Con Dios o sin Dios
Alejandra María Sosa Elízaga*
La disyuntiva es clarísima. No se admiten las medias tintas.
O crees en Dios o no crees.
Si tienes fe en Dios, confías en Él, te pones en Sus manos, procuras cumplir Su voluntad; no sientes temor ni soledad, pues sabes que cuentas con Él, que en todo interviene para bien, y si permite algo, te ayuda a superarlo, lo cual te llena de paz.
Si no tienes fe en Dios, confías en el mundo, te pones en sus manos, sigues sus criterios, te abruma sentir el peso de tus problemas sobre tus frágiles hombros, y saber que no cuentas realmente con nadie para resolverlos, te llena de miedo y agobio.
Las tres Lecturas que se proclaman este domingo en Misa, dejan claro que hay una diferencia radical entre vivir con Dios o sin Dios.
En la Primera Lectura (ver Jer 17, 5-8) dice el profeta Jeremías: “Esto dice el Señor: ‘Maldito el hombre que confía en el hombre, que pone en él su fuerza y aparta del Señor su corazón. Será como un cardo en la estepa, que nunca disfrutará de la lluvia. Vivirá en la aridez del desierto, en una tierra salobre e inhabitable’...”
Y antes de que alguien se pregunte sorprendido si acaso Dios está proponiendo que no confiemos en las personas, hay que aclarar que no es así. Lo que Él rechaza es que por confiar más en los seres humanos, nos apartemos de Él. ¿Por qué?, porque quiere nuestro bien, y sabe que si ponemos toda nuestra confianza en nuestros semejantes, tarde o temprano quedaremos defraudados.
Como siempre, lo que Dios nos pide, es para nuestro bien.

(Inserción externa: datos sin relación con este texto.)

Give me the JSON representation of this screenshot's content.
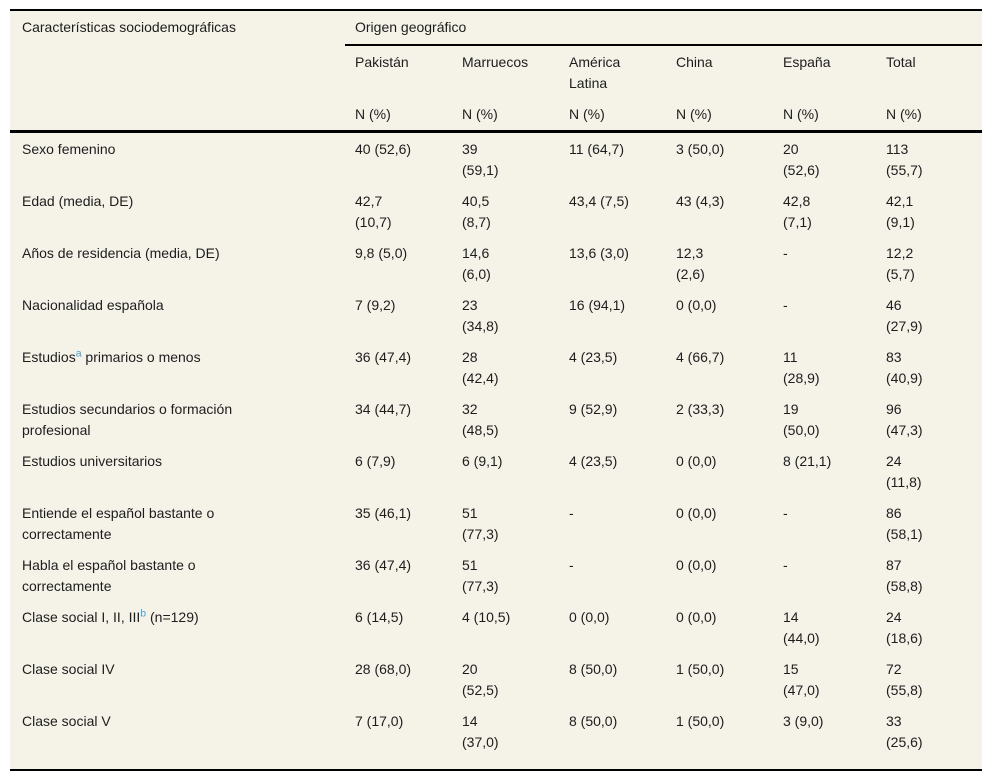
{
  "table": {
    "colors": {
      "background": "#f5f2e8",
      "rule": "#000000",
      "text": "#1d1d1d",
      "footnote_link": "#3f9ed8"
    },
    "header": {
      "row_label_title": "Características sociodemográficas",
      "group_title": "Origen geográfico",
      "columns": [
        "Pakistán",
        "Marruecos",
        "América Latina",
        "China",
        "España",
        "Total"
      ],
      "unit_label": "N (%)"
    },
    "rows": [
      {
        "label": {
          "prefix": "Sexo femenino",
          "sup": "",
          "suffix": ""
        },
        "cells": [
          "40 (52,6)",
          "39\n(59,1)",
          "11 (64,7)",
          "3 (50,0)",
          "20\n(52,6)",
          "113\n(55,7)"
        ]
      },
      {
        "label": {
          "prefix": "Edad (media, DE)",
          "sup": "",
          "suffix": ""
        },
        "cells": [
          "42,7\n(10,7)",
          "40,5\n(8,7)",
          "43,4 (7,5)",
          "43 (4,3)",
          "42,8\n(7,1)",
          "42,1\n(9,1)"
        ]
      },
      {
        "label": {
          "prefix": "Años de residencia (media, DE)",
          "sup": "",
          "suffix": ""
        },
        "cells": [
          "9,8 (5,0)",
          "14,6\n(6,0)",
          "13,6 (3,0)",
          "12,3\n(2,6)",
          "-",
          "12,2\n(5,7)"
        ]
      },
      {
        "label": {
          "prefix": "Nacionalidad española",
          "sup": "",
          "suffix": ""
        },
        "cells": [
          "7 (9,2)",
          "23\n(34,8)",
          "16 (94,1)",
          "0 (0,0)",
          "-",
          "46\n(27,9)"
        ]
      },
      {
        "label": {
          "prefix": "Estudios",
          "sup": "a",
          "suffix": " primarios o menos"
        },
        "cells": [
          "36 (47,4)",
          "28\n(42,4)",
          "4 (23,5)",
          "4 (66,7)",
          "11\n(28,9)",
          "83\n(40,9)"
        ]
      },
      {
        "label": {
          "prefix": "Estudios secundarios o formación\nprofesional",
          "sup": "",
          "suffix": ""
        },
        "cells": [
          "34 (44,7)",
          "32\n(48,5)",
          "9 (52,9)",
          "2 (33,3)",
          "19\n(50,0)",
          "96\n(47,3)"
        ]
      },
      {
        "label": {
          "prefix": "Estudios universitarios",
          "sup": "",
          "suffix": ""
        },
        "cells": [
          "6 (7,9)",
          "6 (9,1)",
          "4 (23,5)",
          "0 (0,0)",
          "8 (21,1)",
          "24\n(11,8)"
        ]
      },
      {
        "label": {
          "prefix": "Entiende el español bastante o\ncorrectamente",
          "sup": "",
          "suffix": ""
        },
        "cells": [
          "35 (46,1)",
          "51\n(77,3)",
          "-",
          "0 (0,0)",
          "-",
          "86\n(58,1)"
        ]
      },
      {
        "label": {
          "prefix": "Habla el español bastante o\ncorrectamente",
          "sup": "",
          "suffix": ""
        },
        "cells": [
          "36 (47,4)",
          "51\n(77,3)",
          "-",
          "0 (0,0)",
          "-",
          "87\n(58,8)"
        ]
      },
      {
        "label": {
          "prefix": "Clase social I, II, III",
          "sup": "b",
          "suffix": " (n=129)"
        },
        "cells": [
          "6 (14,5)",
          "4 (10,5)",
          "0 (0,0)",
          "0 (0,0)",
          "14\n(44,0)",
          "24\n(18,6)"
        ]
      },
      {
        "label": {
          "prefix": "Clase social IV",
          "sup": "",
          "suffix": ""
        },
        "cells": [
          "28 (68,0)",
          "20\n(52,5)",
          "8 (50,0)",
          "1 (50,0)",
          "15\n(47,0)",
          "72\n(55,8)"
        ]
      },
      {
        "label": {
          "prefix": "Clase social V",
          "sup": "",
          "suffix": ""
        },
        "cells": [
          "7 (17,0)",
          "14\n(37,0)",
          "8 (50,0)",
          "1 (50,0)",
          "3 (9,0)",
          "33\n(25,6)"
        ]
      }
    ]
  }
}
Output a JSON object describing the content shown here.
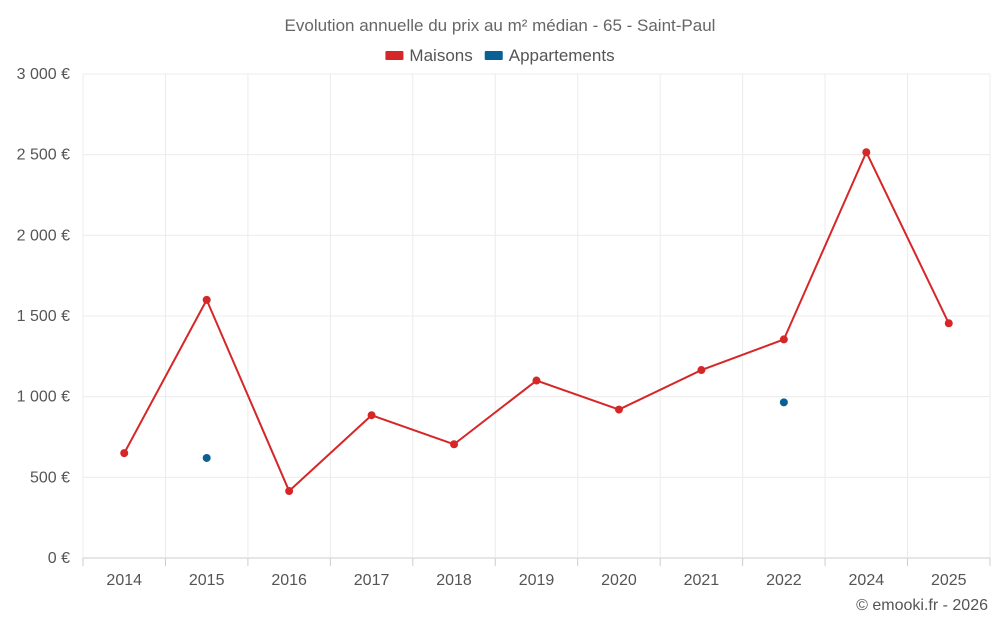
{
  "chart_data": {
    "type": "line",
    "title": "Evolution annuelle du prix au m² médian - 65 - Saint-Paul",
    "categories": [
      "2014",
      "2015",
      "2016",
      "2017",
      "2018",
      "2019",
      "2020",
      "2021",
      "2022",
      "2024",
      "2025"
    ],
    "series": [
      {
        "name": "Maisons",
        "color": "#d62728",
        "values": [
          650,
          1600,
          415,
          885,
          705,
          1100,
          920,
          1165,
          1355,
          2515,
          1455
        ]
      },
      {
        "name": "Appartements",
        "color": "#0a5f95",
        "values": [
          null,
          620,
          null,
          null,
          null,
          null,
          null,
          null,
          965,
          null,
          null
        ]
      }
    ],
    "ylim": [
      0,
      3000
    ],
    "yticks": [
      0,
      500,
      1000,
      1500,
      2000,
      2500,
      3000
    ],
    "ytick_labels": [
      "0 €",
      "500 €",
      "1 000 €",
      "1 500 €",
      "2 000 €",
      "2 500 €",
      "3 000 €"
    ],
    "xlabel": "",
    "ylabel": "",
    "grid": true,
    "legend_position": "top-center"
  },
  "credit": "© emooki.fr - 2026"
}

Lo deja claro cuando afirma: “Bendito el hombre que confía en el Señor y en Él pone su esperanza. Será como un árbol plantado junto al agua, que hunde en la corriente sus raíces; cuando llegue el calor, no lo sentirá y sus hojas se conservarán siempre verdes; en año de sequía no se marchitará ni dejará de dar fruto.”
Plantea un contraste radical, para que comprendamos que hemos de tomarnos de Su mano o vamos derecho a la decepción y al desastre.

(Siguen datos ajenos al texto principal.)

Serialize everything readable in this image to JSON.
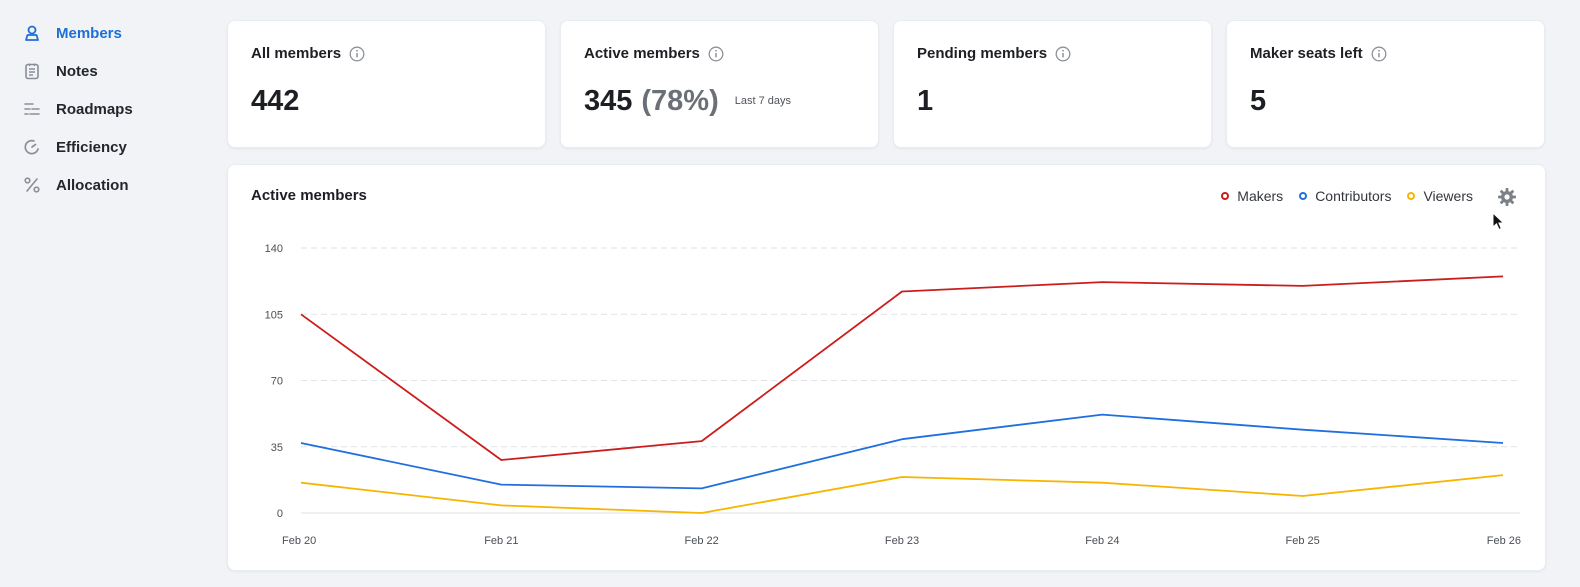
{
  "sidebar": {
    "items": [
      {
        "label": "Members",
        "icon": "members-icon",
        "active": true
      },
      {
        "label": "Notes",
        "icon": "notes-icon",
        "active": false
      },
      {
        "label": "Roadmaps",
        "icon": "roadmaps-icon",
        "active": false
      },
      {
        "label": "Efficiency",
        "icon": "efficiency-icon",
        "active": false
      },
      {
        "label": "Allocation",
        "icon": "allocation-icon",
        "active": false
      }
    ]
  },
  "stats": {
    "all_members": {
      "title": "All members",
      "value": "442"
    },
    "active_members": {
      "title": "Active members",
      "value": "345",
      "percent": "(78%)",
      "period": "Last 7 days"
    },
    "pending_members": {
      "title": "Pending members",
      "value": "1"
    },
    "maker_seats": {
      "title": "Maker seats left",
      "value": "5"
    }
  },
  "colors": {
    "accent": "#1f6fd6",
    "makers": "#cc1d1d",
    "contributors": "#1f6fe0",
    "viewers": "#f7b500"
  },
  "chart_data": {
    "type": "line",
    "title": "Active members",
    "x": [
      "Feb 20",
      "Feb 21",
      "Feb 22",
      "Feb 23",
      "Feb 24",
      "Feb 25",
      "Feb 26"
    ],
    "yticks": [
      0,
      35,
      70,
      105,
      140
    ],
    "ylim": [
      0,
      140
    ],
    "grid": true,
    "legend_position": "top-right",
    "series": [
      {
        "name": "Makers",
        "color": "#cc1d1d",
        "values": [
          105,
          28,
          38,
          117,
          122,
          120,
          125
        ]
      },
      {
        "name": "Contributors",
        "color": "#1f6fe0",
        "values": [
          37,
          15,
          13,
          39,
          52,
          44,
          37
        ]
      },
      {
        "name": "Viewers",
        "color": "#f7b500",
        "values": [
          16,
          4,
          0,
          19,
          16,
          9,
          20
        ]
      }
    ]
  }
}
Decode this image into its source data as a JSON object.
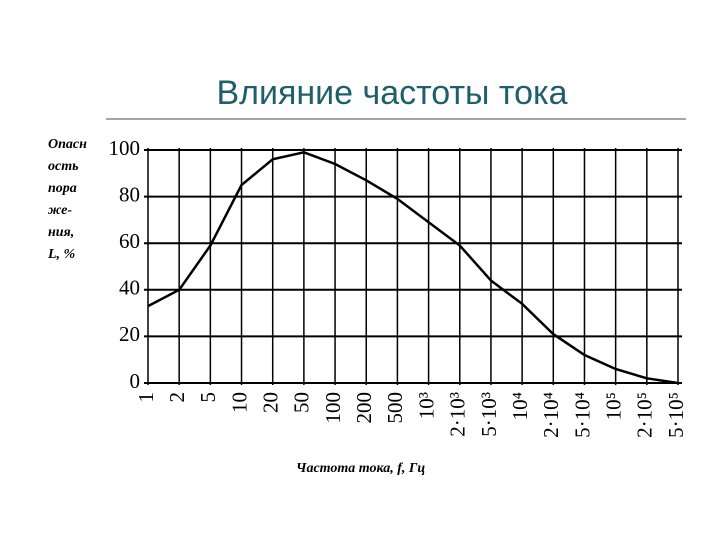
{
  "chart_data": {
    "type": "line",
    "title": "Влияние частоты тока",
    "ylabel_lines": [
      "Опасн",
      "ость",
      "пора",
      "же-",
      "ния,",
      "L, %"
    ],
    "xlabel": "Частота тока, f, Гц",
    "categories": [
      "1",
      "2",
      "5",
      "10",
      "20",
      "50",
      "100",
      "200",
      "500",
      "10³",
      "2·10³",
      "5·10³",
      "10⁴",
      "2·10⁴",
      "5·10⁴",
      "10⁵",
      "2·10⁵",
      "5·10⁵"
    ],
    "values": [
      33,
      40,
      59,
      85,
      96,
      99,
      94,
      87,
      79,
      69,
      59,
      44,
      34,
      21,
      12,
      6,
      2,
      0
    ],
    "color": "#000000",
    "ylim": [
      0,
      100
    ],
    "yticks": [
      0,
      20,
      40,
      60,
      80,
      100
    ],
    "grid": true
  }
}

En respuesta a esta Palabra, dice el salmista: “Dichoso aquel que no se guía por mundanos criterios.” (Sal 1,1), es decir, que no se deja llevar por las propuestas del mundo, que suelen ser contrarias a las de Dios.
En la Segunda Lectura (ver 1Cor 15, 12. 16-20), dice san Pablo que si Cristo no hubiera resucitado, y nuestra esperanza “se redujera tan sólo a las cosas de esta vida, seríamos los más infelices de los hombres”

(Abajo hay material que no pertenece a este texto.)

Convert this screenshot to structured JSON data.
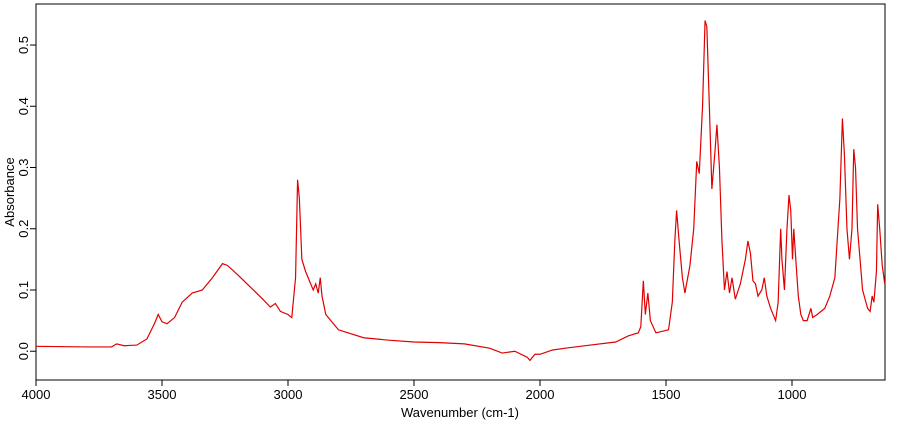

Y en el Evangelio (ver Lc 6, 17. 20-26), las bienaventuranzas y las maldiciones que pronuncia Jesús nos dejan ver claramente que Sus criterios no son nuestros criterios, que lo que Él propone va a contracorriente del mundo y hemos de optar por una de las dos, pues a cada paso se nos presenta una disyuntiva: vivir con Dios o sin Dios.
Pululan en las redes sociales mensajes que hablan de que ‘nuestros límites están en nuestra mente’, que ‘la fuerza está en nosotros mismos’, que ‘debemos alumbrar a los demás con nuestra propia luz’, que ‘todo lo podemos si nos los proponemos’, etc. Se nos invita, más bien se nos empuja, a confiar solamente en nosotros mismos.
Nuestra sociedad ha expulsado a Dios de las escuelas, de la política, de las relaciones económicas, sociales, culturales. Todo lo que huela a Dios o a Iglesia enfrenta cada vez mayor rechazo.
Está entrando a la tercera edad la última generación que todavía fue criada por padres y abuelos católicos, que les enseñaron valores cristianos. A la gran mayoría de los niños y jóvenes de hoy, nadie les ha hablado ni les habla de Dios. No lo conocen, no lo aman, no lo consideran relevante en sus vidas.
Y ya estamos viendo el resultado.
Niños y jóvenes que no le encuentran sentido a su existencia, que la desgastan en el alcohol, la droga, las aberraciones sexuales, y la delincuencia.
Viven, como dijo el profeta, en la aridez del desierto, en una tierra salobre e inhabitable que se les hace insoportable y desgraciadamente, muchos optan por suicidarse.
Y no sólo ellos, hay mucha personas, de todas las edades, que viven agobiadas, infelices, deprimidas, enojadas, sin esperanza, sin Dios.
Urge rescatarlas, hablarles de Él, animarlas a conocerlo, a cambiar de mentalidad, a poner su confianza y esperanza en Él, no en sí mismas ni en el mundo, y experimentar así la bendición, la dicha, de ser como ese árbol que por estar plantado junto al agua, pase lo que pase nunca se marchita y se mantiene siempre fecundo.